Unser Leben mit den Grizzlys von Kamtschatka
Bären, vor allem Grizzlys und Braunbären, sind von Natur aus aggressiv und bei zu engem Kontakt eine automatische Bedrohung für den Menschen. Eine friedliche Koexistenz ist nicht möglich, und eine Auswilderung von von Menschen groß gezogenen Bärenjungen führt nur zu Konflikten; dies war Jahrzehnte lang die Meinung von Experten und Wissenschaftlern. Daraus resultierend wurde ebenso lange davon ausgegangen, dass im Konfliktfall von menschlicher Besiedelung und Erhaltung eines Lebensraumes der Abschuss der Bären die logische Folge sein musste.

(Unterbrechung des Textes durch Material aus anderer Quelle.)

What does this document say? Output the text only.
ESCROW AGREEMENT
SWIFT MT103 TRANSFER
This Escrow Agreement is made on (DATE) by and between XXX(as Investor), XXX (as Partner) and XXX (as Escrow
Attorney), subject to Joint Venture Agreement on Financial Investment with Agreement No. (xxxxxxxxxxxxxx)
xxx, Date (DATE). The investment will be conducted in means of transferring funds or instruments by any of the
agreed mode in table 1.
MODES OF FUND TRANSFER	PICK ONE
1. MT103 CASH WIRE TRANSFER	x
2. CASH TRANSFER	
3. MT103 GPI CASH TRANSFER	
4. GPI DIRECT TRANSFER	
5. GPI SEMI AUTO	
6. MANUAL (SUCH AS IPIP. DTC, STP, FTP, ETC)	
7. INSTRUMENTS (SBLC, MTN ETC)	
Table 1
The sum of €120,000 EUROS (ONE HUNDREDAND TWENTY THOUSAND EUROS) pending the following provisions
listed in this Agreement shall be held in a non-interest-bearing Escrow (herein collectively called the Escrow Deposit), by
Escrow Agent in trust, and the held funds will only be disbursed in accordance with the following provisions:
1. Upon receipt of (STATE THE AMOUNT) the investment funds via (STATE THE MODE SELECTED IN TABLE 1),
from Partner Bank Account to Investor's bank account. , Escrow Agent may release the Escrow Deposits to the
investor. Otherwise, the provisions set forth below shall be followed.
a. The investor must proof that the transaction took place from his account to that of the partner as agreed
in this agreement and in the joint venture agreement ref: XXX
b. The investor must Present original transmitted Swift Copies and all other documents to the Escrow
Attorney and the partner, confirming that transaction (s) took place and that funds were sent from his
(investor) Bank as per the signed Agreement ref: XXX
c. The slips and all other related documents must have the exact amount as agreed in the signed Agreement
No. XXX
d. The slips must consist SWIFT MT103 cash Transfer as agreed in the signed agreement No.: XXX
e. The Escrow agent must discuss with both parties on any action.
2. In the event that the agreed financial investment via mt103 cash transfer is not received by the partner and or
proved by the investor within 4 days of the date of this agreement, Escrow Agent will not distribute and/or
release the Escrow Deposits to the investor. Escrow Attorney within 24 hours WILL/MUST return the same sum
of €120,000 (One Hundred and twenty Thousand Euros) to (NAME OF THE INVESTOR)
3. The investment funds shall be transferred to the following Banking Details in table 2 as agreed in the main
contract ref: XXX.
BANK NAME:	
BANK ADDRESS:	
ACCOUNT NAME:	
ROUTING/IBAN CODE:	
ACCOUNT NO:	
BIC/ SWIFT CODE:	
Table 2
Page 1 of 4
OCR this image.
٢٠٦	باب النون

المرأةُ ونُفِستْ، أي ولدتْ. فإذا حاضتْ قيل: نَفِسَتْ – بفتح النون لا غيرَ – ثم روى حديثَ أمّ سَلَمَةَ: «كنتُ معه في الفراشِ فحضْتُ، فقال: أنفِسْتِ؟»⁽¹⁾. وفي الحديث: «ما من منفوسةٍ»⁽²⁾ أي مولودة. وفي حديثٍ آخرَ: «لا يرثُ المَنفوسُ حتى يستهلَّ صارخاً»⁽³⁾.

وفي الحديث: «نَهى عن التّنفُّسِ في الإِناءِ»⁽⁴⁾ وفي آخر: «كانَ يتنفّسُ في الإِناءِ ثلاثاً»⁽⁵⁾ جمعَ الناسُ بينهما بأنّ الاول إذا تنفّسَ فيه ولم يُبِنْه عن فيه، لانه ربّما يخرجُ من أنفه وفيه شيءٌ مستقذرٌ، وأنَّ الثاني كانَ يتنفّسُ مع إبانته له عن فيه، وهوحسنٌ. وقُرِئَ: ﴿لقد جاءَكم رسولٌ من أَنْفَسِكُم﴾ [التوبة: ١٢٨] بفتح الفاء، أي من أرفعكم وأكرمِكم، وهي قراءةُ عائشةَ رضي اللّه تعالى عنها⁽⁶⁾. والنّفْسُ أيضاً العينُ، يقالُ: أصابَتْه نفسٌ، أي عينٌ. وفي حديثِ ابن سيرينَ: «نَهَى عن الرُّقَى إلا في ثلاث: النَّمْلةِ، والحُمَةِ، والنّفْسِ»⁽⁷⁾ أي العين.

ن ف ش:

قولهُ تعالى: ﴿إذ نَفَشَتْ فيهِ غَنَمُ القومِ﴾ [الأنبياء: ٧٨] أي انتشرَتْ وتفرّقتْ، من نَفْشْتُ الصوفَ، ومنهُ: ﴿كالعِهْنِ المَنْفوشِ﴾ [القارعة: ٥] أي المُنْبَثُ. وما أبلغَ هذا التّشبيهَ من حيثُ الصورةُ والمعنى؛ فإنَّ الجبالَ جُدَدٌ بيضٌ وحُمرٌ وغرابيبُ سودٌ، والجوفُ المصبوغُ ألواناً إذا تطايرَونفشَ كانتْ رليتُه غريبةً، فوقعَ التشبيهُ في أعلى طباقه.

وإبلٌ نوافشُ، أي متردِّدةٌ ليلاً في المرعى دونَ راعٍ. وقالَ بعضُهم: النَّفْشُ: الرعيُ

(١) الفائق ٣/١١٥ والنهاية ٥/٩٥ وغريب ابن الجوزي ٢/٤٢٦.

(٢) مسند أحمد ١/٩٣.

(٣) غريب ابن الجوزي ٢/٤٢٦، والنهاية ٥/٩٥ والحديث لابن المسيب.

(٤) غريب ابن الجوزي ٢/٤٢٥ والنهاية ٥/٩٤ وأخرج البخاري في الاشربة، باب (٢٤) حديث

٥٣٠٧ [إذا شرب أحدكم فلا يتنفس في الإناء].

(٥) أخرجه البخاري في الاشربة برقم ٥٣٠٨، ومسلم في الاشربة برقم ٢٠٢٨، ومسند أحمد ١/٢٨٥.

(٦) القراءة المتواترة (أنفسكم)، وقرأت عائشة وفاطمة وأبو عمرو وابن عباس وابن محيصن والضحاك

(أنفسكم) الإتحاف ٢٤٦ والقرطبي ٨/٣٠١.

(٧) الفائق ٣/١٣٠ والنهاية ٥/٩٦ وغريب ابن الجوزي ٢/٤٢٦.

Charlie Russell, selbst jahrelang durch seine Tätigkeiten als Naturforscher, Biologe und Rancher im Umgang mit kanadischen Bären geschult, wollte dieses Dogma nicht länger hinnehmen, sagte ihm doch seine eigene Erfahrung etwas ganz anderes. Seiner Meinung nach sind Bären, obwohl selbst Einzelgänger, aufgrund ihrer Verhaltensmuster, ihrer Intelligenz und ihres guten Gedächtnisses durchaus in der Lage, konfliktfrei mit Menschen auch auf engem Raum zusammenzuleben. Das richtige Verhalten des Menschen und einige Regeln im Umgang könnten den Abschuss vieler vermeintlich aggressiver Bären überflüssig machen. Doch wie diese These beweisen? Die Populationen in Nordamerika waren durch jahrelange Jagd-Politik für Generationen darauf getrimmt, den Menschen als Feind wahrzunehmen.
Die Lösung lag in der Einsamkeit der russischen Halbinsel Kamtschatka, die, als Naturreservat ausgewiesen, ein Paradies für Wildtiere aller Art und eben auch für eine große, relativ ungestörte Grizzly-Population war. Fernab jeder Zivilisation haben Charlie Russell und seine Partnerin, die Fotografin und Künstlerin Maureen Enns, sechs Sommer lang ihr Lager aufgeschlagen, um die Bären zu beobachten und um ihnen so nahe wie möglich zu kommen. Und nicht nur das: Sie haben auch drei verwaiste Bärenjungen aus einem russischen Zoo entführt und sie in ihrer neuen Heimat groß gezogen.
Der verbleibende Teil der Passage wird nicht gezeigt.